By Carol Robinson
al.com
MONTGOMERY, Ala. — The Alabama Court of Criminal Appeals has upheld the capital murder conviction and death sentence for a man who bound, raped and fatally strangled a 5-year-old girl, and he is now asking for a speedy execution.
The appeals court issued its ruling Friday for 41-year-old Jeremy Tremaine Williams in connection with the horrific 2021 death of Kamarie Holland in Phenix City, which Williams recorded on his cell phone.
Though Williams prohibited his attorneys from presenting any evidence that could help spare his life, his conviction and death sentence automatically underwent an appeals review.
Williams since 2025 has been writing letters to the Alabama Attorney General’s Office and Gov. Kay Ivey asking to waive any further appeals and for an execution date to be set.
A competency evaluation determined, “he knew his life was at stake,” the appeals court judges found.
“I am doing everything I can to move this along to the end,” said Russell County District Attorney Rick Chancey.
Chancey said the case will now go to the Alabama Supreme Court for a writ of execution and then to Ivey, at which point an execution date would be set.
It could be weeks, months or years, Chancey said.
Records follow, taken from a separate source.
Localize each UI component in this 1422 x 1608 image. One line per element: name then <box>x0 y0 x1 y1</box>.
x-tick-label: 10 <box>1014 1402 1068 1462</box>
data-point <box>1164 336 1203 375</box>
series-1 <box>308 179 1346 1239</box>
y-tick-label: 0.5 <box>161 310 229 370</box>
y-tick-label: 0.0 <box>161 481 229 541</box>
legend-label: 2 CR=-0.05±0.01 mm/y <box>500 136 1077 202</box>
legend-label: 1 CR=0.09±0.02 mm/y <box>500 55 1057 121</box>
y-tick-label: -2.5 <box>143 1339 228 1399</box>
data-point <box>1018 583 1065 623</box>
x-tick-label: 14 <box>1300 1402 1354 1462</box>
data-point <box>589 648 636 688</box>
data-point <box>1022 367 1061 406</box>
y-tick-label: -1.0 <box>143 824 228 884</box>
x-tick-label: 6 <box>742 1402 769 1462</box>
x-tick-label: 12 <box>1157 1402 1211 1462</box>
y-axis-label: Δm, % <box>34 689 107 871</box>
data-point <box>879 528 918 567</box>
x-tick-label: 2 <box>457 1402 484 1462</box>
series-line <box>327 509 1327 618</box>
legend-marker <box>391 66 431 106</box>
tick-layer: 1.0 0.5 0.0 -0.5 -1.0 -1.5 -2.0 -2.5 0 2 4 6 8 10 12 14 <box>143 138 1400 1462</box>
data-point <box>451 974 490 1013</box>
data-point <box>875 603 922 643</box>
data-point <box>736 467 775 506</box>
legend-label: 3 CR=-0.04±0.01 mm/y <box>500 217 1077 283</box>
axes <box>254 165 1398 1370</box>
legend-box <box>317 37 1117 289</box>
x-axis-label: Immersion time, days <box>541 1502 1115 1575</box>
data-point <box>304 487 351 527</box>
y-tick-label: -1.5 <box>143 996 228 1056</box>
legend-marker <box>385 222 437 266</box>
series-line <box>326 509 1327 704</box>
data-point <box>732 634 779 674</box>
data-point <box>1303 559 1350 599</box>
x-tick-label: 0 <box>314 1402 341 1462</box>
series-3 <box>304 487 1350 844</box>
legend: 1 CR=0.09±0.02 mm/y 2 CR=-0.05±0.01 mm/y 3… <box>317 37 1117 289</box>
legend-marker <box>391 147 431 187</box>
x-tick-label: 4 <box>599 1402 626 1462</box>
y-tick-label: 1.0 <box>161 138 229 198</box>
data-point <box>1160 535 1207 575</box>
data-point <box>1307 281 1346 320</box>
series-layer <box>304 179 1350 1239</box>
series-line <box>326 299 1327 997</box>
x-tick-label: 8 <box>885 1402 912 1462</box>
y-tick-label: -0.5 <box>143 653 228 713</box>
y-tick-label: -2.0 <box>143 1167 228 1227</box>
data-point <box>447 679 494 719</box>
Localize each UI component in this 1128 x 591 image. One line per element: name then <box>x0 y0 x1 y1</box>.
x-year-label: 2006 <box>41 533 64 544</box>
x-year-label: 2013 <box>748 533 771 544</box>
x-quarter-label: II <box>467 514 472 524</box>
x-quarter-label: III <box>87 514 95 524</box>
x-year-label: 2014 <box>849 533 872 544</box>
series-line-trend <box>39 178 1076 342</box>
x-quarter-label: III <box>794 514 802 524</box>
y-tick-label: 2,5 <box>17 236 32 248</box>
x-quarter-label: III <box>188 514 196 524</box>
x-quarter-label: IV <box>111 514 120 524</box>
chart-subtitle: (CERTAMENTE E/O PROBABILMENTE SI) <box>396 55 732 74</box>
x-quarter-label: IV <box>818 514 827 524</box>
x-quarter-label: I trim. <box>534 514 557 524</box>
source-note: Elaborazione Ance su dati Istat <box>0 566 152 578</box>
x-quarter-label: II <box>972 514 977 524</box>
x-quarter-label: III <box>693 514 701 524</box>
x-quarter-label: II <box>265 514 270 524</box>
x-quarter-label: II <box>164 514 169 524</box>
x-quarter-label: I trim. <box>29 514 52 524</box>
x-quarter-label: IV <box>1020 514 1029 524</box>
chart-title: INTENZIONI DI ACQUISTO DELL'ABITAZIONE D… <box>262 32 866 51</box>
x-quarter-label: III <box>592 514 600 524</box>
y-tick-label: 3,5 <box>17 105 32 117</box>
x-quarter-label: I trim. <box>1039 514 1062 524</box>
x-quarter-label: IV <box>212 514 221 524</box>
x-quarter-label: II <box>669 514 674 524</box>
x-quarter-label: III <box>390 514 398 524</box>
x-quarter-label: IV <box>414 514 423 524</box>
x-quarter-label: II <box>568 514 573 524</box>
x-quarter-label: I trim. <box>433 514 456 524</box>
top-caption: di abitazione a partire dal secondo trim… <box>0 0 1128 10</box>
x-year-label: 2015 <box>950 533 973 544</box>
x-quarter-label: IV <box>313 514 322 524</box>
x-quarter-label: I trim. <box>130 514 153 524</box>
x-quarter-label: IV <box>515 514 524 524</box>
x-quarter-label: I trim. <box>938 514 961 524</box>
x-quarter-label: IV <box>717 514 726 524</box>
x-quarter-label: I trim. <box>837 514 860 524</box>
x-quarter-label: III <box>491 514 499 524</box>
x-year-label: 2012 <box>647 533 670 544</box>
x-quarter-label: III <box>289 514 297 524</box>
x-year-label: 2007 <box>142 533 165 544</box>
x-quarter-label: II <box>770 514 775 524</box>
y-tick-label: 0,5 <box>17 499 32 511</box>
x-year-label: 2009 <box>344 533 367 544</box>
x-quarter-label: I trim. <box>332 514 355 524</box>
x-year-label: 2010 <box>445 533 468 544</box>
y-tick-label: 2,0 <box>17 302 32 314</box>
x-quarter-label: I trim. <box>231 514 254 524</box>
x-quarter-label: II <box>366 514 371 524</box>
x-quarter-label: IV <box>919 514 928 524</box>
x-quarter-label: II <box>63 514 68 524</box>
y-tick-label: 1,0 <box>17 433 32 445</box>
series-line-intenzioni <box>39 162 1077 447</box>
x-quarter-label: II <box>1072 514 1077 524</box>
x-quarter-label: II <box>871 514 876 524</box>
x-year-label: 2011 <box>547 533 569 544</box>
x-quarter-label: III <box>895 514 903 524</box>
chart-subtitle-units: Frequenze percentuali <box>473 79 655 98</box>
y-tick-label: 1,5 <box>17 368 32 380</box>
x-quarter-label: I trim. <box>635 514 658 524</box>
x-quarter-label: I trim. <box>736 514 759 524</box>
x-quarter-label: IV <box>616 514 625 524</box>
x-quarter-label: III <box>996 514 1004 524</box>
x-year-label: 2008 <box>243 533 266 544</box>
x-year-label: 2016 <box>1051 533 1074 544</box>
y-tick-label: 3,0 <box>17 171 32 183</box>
There’s also a chance Williams could change his mind.
“Hopefully it will be sooner than later,” the district attorney said.
“This is a terrible human being, and he did a tremendous amount of damage over the years.”
“What he did to this little girl, and he’s raped others, killed her on video and then raped her dead body is one of the most horrific things I’ve ever seen,” Chancey said.
The ordeal began Monday, Dec. 13, 2021, when Kamarie’s mother called 911 to report her daughter missing.
Kristy Marie Siple told authorities she went to sleep about midnight and awoke to find Kamarie gone and the front door open.
Columbus police launched an immediate investigation and quickly identified Williams as a potential suspect.
Williams and Siple, according to court records, had a sexual relationship and Siple would sometimes leave her children in Williams’ care while she prostituted herself.
Columbus police notified authorities that Williams could be in the Phenix City area.
Ultimately, investigators went to Williams’ duplex in Phenix City and executed a search warrant.
In a backyard shed, they found a child-sized foam chair and peanut butter sandwich that had a child-sized bite taken out of it, records show.
Kamarie’s naked body was found in the basement, covered by a tarp.
When Russell County Sheriff’s Office Investigator Brad Evans was asked in court proceedings to describe the scene, appeals’ judges wrote, Evans replied, “I a saw a 5-year-old little girl in rigor mortis, legs up and spread, ligature marks around her wrists, around her throat, bruising on the face, bleeding from the vagina and anus.”
Investigators would eventually learn that Kamarie’s mother agreed to let Williams sexually abuse her daughter for $2,500, but they reduced that amount to $1,300 after negotiations.
Williams never paid Siple the money.
Williams would go on to tell investigators he smoked meth and forced Kamarie to smoke meth as well.
He then sexually abused her for more than an hour before he strangled her.
The abuse and subsequent murder were described by Williams as “very rageful and sexually driven.”
Williams told investigators that Kamarie’s death did not come quickly.
He said he choked her for about 10 to 15 minutes, and at one point let go because his hands were tired.
When Kamarie gasped and he realized she was still alive, he then began to choke her again until she was dead.
The appeals court noted that Williams used his cell phone to take photos and videos of him raping Kamarie both before and after her death.
In the weeks after Kamarie’s murder, her mother was charged with sex trafficking and felony murder.
In March 2024, she pleaded guilty to sex trafficking and was sentenced to 20 years in prison.
Under the plea agreement, the murder charge for Siple was dismissed.
Also in March 2024, Williams pleaded guilty to multiple counts of capital murder, rape and other crimes but still had to undergo a jury trial because of the severity of the crimes.
He was convicted in April 2024 and sentenced to death.
Williams had also previously been charged child abuse in Phenix City in 2009 and acquitted by a jury in 2012, and was also charged at some point with abuse of a child in Columbus.
At the time of his arrest in Kamarie’s murder, Williams had long been suspected in the 2005 death of his newborn daughter in Alaska but was never charged.
The case was reopened after Kamarie’s death, and Williams was later indicted in the Alaska case.
Records show Williams told investigators in Alabama that he had sexually abused his own daughter in Alaska and said he had molested others but could not remember their names.
Williams remains on Death Row at Holman Correctional Facility.
“This is punishment and justice for families going back to Alaska, especially what this little 5-year-old girl went through here in Phenix City, - to be fed meth and raped and choked and slapped and hit and made to perform oral sex and then rape her dead body,” Chancey said.
“You do that to children,” he said, “and there’s no hope for you.”